Nos cousins canadiens, qui bataillent pour la défense de la langue française, ont trouvé une traduction parfaitement à la hauteur de ce film-OVNI : La cartographie des nuages…
Un scénario aussi ambitieux que maîtrisé
Je me garderais bien d’essayer de synthétiser ce film, qui est en réalité l’imbrication de six histoires distinctes (à première vue), se déroulant dans des lieux et à des époques différentes : du XIXe siècle à l’an 2321, de San Francisco à Séoul en passant par Edimbourg… Le tour de force du scénario est de créer un incroyable lien entre ces histoires, par les personnages, les situations, les mots, des détails… Cloud Atlas pose des questions, dont les thèmes se résument en une phrase, prononcée par l’une des héroïnes : « Sachons que notre vie n’est pas la nôtre. Du berceau au tombeau, nous sommes liés les uns aux autres. Dans le passé et le présent. Et par chacun de nos crimes et chacune de nos attentions, nous enfantons notre avenir. »
Peut-on voir ici une référence à la pensée bouddhiste – réincarnation, karma et responsabilité de chacun –, qui pousse à mener des actions justes ?

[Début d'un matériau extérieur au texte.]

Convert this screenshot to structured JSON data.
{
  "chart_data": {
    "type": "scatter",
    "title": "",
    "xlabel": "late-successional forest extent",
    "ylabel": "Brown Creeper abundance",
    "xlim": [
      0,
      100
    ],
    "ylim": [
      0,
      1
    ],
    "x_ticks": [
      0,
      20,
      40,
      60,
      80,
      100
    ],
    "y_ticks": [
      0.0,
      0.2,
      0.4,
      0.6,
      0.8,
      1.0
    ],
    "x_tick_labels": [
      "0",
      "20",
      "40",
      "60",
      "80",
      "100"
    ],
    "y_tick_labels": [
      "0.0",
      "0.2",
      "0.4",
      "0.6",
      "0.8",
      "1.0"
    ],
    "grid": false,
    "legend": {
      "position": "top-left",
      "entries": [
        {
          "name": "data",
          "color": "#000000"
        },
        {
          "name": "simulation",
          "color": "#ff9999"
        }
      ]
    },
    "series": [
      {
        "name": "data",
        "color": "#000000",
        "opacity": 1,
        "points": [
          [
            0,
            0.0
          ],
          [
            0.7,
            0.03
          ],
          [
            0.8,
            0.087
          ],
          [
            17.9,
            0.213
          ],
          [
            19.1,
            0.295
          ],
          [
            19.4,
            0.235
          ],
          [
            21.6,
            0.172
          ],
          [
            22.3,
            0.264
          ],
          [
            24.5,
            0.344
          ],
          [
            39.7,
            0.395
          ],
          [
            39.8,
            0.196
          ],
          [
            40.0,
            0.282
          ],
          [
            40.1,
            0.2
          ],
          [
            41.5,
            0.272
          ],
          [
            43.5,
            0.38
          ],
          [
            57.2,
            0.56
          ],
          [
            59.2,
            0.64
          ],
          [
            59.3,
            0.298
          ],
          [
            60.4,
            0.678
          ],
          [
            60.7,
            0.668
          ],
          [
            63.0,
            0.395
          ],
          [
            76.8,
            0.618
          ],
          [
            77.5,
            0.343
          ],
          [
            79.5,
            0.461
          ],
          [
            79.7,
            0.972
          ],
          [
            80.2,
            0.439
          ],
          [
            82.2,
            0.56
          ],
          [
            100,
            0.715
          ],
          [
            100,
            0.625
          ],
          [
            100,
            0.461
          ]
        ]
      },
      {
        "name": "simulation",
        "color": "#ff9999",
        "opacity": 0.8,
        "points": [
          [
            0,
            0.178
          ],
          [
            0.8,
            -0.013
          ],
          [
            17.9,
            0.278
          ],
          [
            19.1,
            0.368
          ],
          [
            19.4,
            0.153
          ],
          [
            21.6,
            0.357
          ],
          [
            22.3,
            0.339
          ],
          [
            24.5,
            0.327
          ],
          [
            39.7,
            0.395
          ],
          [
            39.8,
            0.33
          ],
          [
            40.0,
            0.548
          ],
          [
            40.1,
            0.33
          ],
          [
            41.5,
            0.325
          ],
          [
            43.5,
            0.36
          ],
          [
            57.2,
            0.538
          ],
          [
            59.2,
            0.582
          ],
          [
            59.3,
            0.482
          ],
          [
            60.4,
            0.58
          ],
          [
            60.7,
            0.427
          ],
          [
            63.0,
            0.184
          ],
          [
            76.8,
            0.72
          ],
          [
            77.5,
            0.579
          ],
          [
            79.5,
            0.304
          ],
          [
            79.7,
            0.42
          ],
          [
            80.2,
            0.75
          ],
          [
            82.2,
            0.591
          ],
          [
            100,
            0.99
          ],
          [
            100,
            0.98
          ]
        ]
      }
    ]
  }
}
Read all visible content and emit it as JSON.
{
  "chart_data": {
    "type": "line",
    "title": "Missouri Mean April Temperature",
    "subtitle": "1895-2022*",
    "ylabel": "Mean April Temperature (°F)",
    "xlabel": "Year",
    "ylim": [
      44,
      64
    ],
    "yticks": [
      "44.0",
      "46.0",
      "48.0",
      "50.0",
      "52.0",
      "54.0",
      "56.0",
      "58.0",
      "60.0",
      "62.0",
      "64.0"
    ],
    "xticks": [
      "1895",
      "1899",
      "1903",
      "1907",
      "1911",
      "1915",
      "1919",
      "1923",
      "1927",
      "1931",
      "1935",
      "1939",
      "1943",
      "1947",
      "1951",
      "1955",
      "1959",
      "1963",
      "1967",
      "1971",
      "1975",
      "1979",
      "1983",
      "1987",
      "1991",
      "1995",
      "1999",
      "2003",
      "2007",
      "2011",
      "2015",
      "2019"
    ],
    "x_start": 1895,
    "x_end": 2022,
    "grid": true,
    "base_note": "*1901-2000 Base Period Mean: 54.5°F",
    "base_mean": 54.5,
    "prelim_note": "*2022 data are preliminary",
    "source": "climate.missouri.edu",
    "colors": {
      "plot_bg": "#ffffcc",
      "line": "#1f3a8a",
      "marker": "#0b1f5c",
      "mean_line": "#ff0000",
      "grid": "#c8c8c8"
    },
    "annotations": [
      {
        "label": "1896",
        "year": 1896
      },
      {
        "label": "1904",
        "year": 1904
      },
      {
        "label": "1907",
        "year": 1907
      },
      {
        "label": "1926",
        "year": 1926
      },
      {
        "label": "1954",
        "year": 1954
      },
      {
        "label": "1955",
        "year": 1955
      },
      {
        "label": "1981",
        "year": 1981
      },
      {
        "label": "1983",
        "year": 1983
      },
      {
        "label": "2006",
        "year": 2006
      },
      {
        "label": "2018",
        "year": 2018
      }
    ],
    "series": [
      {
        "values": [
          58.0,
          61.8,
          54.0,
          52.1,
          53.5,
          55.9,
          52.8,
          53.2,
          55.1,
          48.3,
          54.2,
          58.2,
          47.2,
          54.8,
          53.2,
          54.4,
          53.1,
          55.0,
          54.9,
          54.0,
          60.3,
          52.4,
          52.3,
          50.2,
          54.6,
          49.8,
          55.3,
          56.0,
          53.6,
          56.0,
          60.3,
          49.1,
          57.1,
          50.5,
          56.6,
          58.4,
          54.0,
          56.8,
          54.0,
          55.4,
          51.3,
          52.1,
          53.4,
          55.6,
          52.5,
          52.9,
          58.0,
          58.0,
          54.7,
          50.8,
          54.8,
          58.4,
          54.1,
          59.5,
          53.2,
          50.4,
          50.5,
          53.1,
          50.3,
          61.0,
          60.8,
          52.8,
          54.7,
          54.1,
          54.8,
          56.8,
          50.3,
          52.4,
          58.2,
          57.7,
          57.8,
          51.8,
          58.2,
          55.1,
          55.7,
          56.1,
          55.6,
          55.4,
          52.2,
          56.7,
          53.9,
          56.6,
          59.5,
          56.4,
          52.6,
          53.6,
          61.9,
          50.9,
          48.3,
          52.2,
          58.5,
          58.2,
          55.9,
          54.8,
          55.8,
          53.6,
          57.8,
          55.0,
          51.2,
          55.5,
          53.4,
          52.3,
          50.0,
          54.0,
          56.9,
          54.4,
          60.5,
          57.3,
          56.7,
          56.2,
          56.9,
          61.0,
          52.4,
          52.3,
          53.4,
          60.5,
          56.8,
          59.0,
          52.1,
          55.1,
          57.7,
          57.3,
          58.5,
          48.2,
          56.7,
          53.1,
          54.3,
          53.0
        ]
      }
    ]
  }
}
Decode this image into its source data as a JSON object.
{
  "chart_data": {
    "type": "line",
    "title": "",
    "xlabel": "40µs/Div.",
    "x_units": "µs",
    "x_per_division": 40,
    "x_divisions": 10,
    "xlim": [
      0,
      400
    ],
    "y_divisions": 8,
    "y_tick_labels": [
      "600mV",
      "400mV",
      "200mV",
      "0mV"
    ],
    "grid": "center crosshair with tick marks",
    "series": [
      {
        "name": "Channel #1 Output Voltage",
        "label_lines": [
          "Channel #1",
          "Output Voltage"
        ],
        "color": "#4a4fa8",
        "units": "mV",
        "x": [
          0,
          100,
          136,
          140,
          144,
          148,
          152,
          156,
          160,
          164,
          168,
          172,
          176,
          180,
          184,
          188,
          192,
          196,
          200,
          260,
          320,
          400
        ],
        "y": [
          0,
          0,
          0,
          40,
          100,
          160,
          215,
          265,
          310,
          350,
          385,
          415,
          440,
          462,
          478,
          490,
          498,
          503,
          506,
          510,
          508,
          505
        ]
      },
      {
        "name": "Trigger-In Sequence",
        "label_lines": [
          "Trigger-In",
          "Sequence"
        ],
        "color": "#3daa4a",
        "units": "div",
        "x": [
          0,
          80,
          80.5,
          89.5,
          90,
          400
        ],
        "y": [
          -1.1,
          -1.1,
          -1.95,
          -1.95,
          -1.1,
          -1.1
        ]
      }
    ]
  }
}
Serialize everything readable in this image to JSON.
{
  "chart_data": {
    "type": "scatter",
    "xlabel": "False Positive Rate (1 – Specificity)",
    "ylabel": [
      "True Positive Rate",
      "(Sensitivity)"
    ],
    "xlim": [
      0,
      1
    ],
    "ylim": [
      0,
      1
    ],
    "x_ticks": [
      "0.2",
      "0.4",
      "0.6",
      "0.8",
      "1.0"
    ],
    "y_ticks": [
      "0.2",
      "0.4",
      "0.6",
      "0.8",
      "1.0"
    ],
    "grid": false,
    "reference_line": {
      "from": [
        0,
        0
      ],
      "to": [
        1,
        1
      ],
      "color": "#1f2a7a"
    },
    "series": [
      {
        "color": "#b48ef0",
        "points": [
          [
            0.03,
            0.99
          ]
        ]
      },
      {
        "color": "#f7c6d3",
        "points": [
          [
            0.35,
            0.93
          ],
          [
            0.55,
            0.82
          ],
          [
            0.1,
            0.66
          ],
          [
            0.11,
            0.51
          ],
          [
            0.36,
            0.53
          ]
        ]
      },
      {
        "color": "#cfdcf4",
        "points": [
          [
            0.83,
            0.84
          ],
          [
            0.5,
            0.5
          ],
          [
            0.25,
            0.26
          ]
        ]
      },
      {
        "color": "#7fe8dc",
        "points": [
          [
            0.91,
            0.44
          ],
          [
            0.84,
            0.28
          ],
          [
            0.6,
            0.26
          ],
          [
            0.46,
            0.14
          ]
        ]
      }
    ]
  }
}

Quelques notes qui traversent le temps
La musique, confiée à Reinhold Heil, Johnny Klimek et Tom Tykwer, joue un rôle essentiel dans le film, agissant comme un liant, tour à tour au cœur de l’histoire (le thème principal étant une œuvre à part entière, créée dans l’un des six récits) ou en fond sonore. Le couple image/musique, lorsqu’il est parfaitement maîtrisé, a le pouvoir de décupler les émotions que l’on peut ressentir, et c’est le cas dans Cloud Atlas. Selon les arrangements, le thème se montre mélancolique, épique, glaçant…
Accueillir l’étrange
Difficile d’imaginer ce qu’ont ressenti les réalisateurs, Lana et Andy Wachowski et Tom Tykwer, lorsqu’ils ont achevé le montage du film (inspiré du roman de David Mitchell). Selon un journaliste, « avec Cloud Atlas, les Wachowski voulaient réaliser leur propre 2001, l’Odyssée de l’espace ». Difficile également de deviner quel allait être l’accueil du public et des critiques. Il fut mitigé ! Si des journalistes ont reconnu « une fascinante démonstration du caractère magique et onirique du cinéma », « une saga épique, inclassable et bouleversante », « un tourbillon d’émotions, (…) une écriture magistrale et un montage (…) vertigineux », d’autres ont vu dans cette œuvre « un maelström d’images et d’histoires » et « des segments qui ressemblent plus à de longues bandes-annonces qu’à une unité narrative ». Quoi qu’il en soit, Tom Hanks, l’un des acteurs de Cloud Atlas, le considère comme « l’un des deux films auquel il est le plus attaché ». En cela, il nous donne peut-être une clé : cette Cartographie des nuages, délicate à saisir, fragmentée et entière, relève de ce fil fragile et très personnel qu’on appelle l’attachement. Parce qu’il est philosophique et incarné, comique et lyrique, sombre et lumineux, Cloud Atlas est peut-être génial et raté.
De mon point de vue, c’est un film qu’il faut tenter d’accueillir sans préjugés, les bras grands ouverts, sans crainte d’être dépassé par l’ampleur et la fragmentation du récit – petit à petit, tout s’imbrique ! –, en créant une relation directe avec l’œuvre, sans le filtre de nos jugements et de nos pensées automatiques.
Que l’on ait saisi toutes les subtilités de l’histoire ou seulement quelques fragments, Cloud Atlas nous laisse une multitude de sentiments. D’abord, un vertige, après cette traversée d’espaces-temps qui finalement fusionnent en un Tout cohérent. Ensuite, un sentiment d’absolu, en résonance avec les thèmes qui jalonnent le film – l’amour, la mort, la quête, la rébellion, l’amitié, le secret, et bien d’autres… Enfin, il est difficile de sortir de ces histoires. On aimerait les retrouver, comme dans une série, ou du moins en prolonger l’atmosphère. Pour cela, rien de tel que d’écouter la B.O. du film.
Et s’il fallait citer une dernière phrase du film, pour tenter d’en donner le sentiment général, elle serait : « l’amour est une force, en quelque sorte un des leviers du monde. »
Cloud Atlas (Cartographie des nuages), film germano-américain, écrit, produit et réalisé par Lana et Andy Wachowski et Tom Tykwer. Sortie : 2012. Adaptation du roman éponyme de David Mitchell, publié en 2004.